Но крещение не удалось. Через овраг, сквозь снежную мглу, Питирим глядел на языческую Чердынь, венчавшую высокий холм. Городище здоровенное, куда там до него полупустому русскому острожку. Чердынь, столица Перми Великой… Питирим со злорадством усмехнулся, вспомнив, что князь этой земли спивается в подклете у Ермолая Вымского. Русскому глазу Питирима дико было глядеть на языческий город. Стена из нескольких рядов заостренных кольев, торчавших вкривь и вкось, как широкая щетка, опоясывала вершину горы. Питирим знал, что изнутри к этой стене была еще привалена насыпь, покрытая бревенчатым накатом. Над стеной вставали сторожевые вышки, похожие на грачиные гнезда, поднявшиеся на ходули. Высокий частокол скрывал гущу тесно столпившихся односкатных хибар, крытых берестой, корой, дерном. Новое городище заслоняло собой старое, порушенное, что топорщилось на третьем холме. Чердынь казалась епископу не людским поселением, а каким-то логовом чудищ. Нелепо, неуместно, до тоски одиноко выставлялась над частоколом лемеховая луковка с крестом. Это по указу епископа перед уходом на Гляден Калина — царствие ему небесное — поставил в Чердыни часовню. Питирим перенес туда икону Живоначальной Троицы Стефанова письма. Да вот только ни икона, ни часовня ничего не значили.

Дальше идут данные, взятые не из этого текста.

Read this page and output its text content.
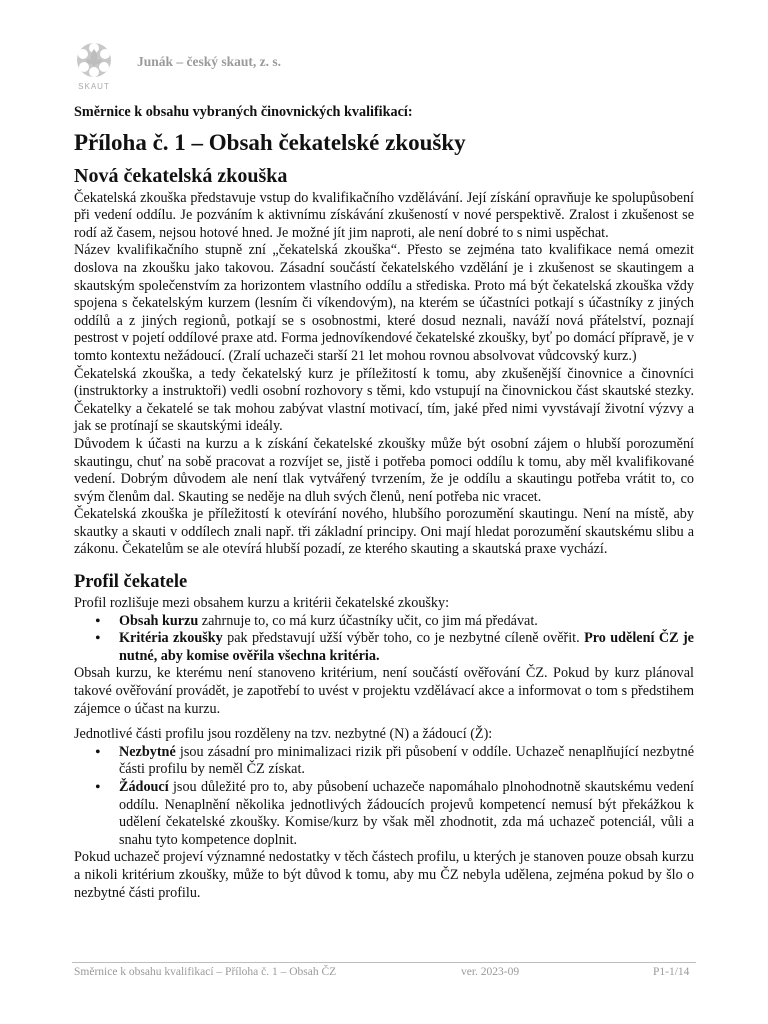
SKAUT
Junák – český skaut, z. s.
Směrnice k obsahu vybraných činovnických kvalifikací:
Příloha č. 1 – Obsah čekatelské zkoušky
Nová čekatelská zkouška

Čekatelská zkouška představuje vstup do kvalifikačního vzdělávání. Její získání opravňuje ke spolupůsobení při vedení oddílu. Je pozváním k aktivnímu získávání zkušeností v nové perspektivě. Zralost i zkušenost se rodí až časem, nejsou hotové hned. Je možné jít jim naproti, ale není dobré to s nimi uspěchat.

Název kvalifikačního stupně zní „čekatelská zkouška“. Přesto se zejména tato kvalifikace nemá omezit doslova na zkoušku jako takovou. Zásadní součástí čekatelského vzdělání je i zkušenost se skautingem a skautským společenstvím za horizontem vlastního oddílu a střediska. Proto má být čekatelská zkouška vždy spojena s čekatelským kurzem (lesním či víkendovým), na kterém se účastníci potkají s účastníky z jiných oddílů a z jiných regionů, potkají se s osobnostmi, které dosud neznali, naváží nová přátelství, poznají pestrost v pojetí oddílové praxe atd. Forma jednovíkendové čekatelské zkoušky, byť po domácí přípravě, je v tomto kontextu nežádoucí. (Zralí uchazeči starší 21 let mohou rovnou absolvovat vůdcovský kurz.)

Čekatelská zkouška, a tedy čekatelský kurz je příležitostí k tomu, aby zkušenější činovnice a činovníci (instruktorky a instruktoři) vedli osobní rozhovory s těmi, kdo vstupují na činovnickou část skautské stezky. Čekatelky a čekatelé se tak mohou zabývat vlastní motivací, tím, jaké před nimi vyvstávají životní výzvy a jak se protínají se skautskými ideály.

Důvodem k účasti na kurzu a k získání čekatelské zkoušky může být osobní zájem o hlubší porozumění skautingu, chuť na sobě pracovat a rozvíjet se, jistě i potřeba pomoci oddílu k tomu, aby měl kvalifikované vedení. Dobrým důvodem ale není tlak vytvářený tvrzením, že je oddílu a skautingu potřeba vrátit to, co svým členům dal. Skauting se neděje na dluh svých členů, není potřeba nic vracet.

Čekatelská zkouška je příležitostí k otevírání nového, hlubšího porozumění skautingu. Není na místě, aby skautky a skauti v oddílech znali např. tři základní principy. Oni mají hledat porozumění skautskému slibu a zákonu. Čekatelům se ale otevírá hlubší pozadí, ze kterého skauting a skautská praxe vychází.

Profil čekatele

Profil rozlišuje mezi obsahem kurzu a kritérii čekatelské zkoušky:

• Obsah kurzu zahrnuje to, co má kurz účastníky učit, co jim má předávat.
• Kritéria zkoušky pak představují užší výběr toho, co je nezbytné cíleně ověřit. Pro udělení ČZ je nutné, aby komise ověřila všechna kritéria.

Obsah kurzu, ke kterému není stanoveno kritérium, není součástí ověřování ČZ. Pokud by kurz plánoval takové ověřování provádět, je zapotřebí to uvést v projektu vzdělávací akce a informovat o tom s předstihem zájemce o účast na kurzu.

Jednotlivé části profilu jsou rozděleny na tzv. nezbytné (N) a žádoucí (Ž):

• Nezbytné jsou zásadní pro minimalizaci rizik při působení v oddíle. Uchazeč nenaplňující nezbytné části profilu by neměl ČZ získat.
• Žádoucí jsou důležité pro to, aby působení uchazeče napomáhalo plnohodnotně skautskému vedení oddílu. Nenaplnění několika jednotlivých žádoucích projevů kompetencí nemusí být překážkou k udělení čekatelské zkoušky. Komise/kurz by však měl zhodnotit, zda má uchazeč potenciál, vůli a snahu tyto kompetence doplnit.

Pokud uchazeč projeví významné nedostatky v těch částech profilu, u kterých je stanoven pouze obsah kurzu a nikoli kritérium zkoušky, může to být důvod k tomu, aby mu ČZ nebyla udělena, zejména pokud by šlo o nezbytné části profilu.

Směrnice k obsahu kvalifikací – Příloha č. 1 – Obsah ČZ	ver. 2023-09	P1-1/14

Пермяки охотно купались в Колве, надевали кресты, кланялись в часовне иконам. «Русский друг — друг сильный, — говорили они. — Мы будем чтить его бога». Потом Питирим уехал по приходам — в Анфал и на Яйву, в Соликамск, в Мошевы и Аниковские деревни, в Верх-Усолку и Усть-Боровую. Когда же он вернулся, дверь в часовню была оплетена паутиной. «Смотри, где мы молились, — оправдывались пермяки, ведя Питирима на свое святилище. — Вот, гляди, твоему богу мы нового идола поставили и дары ему щедрые принесли, золото». В бешенстве Питирим изрубил Христа-идола на щепки.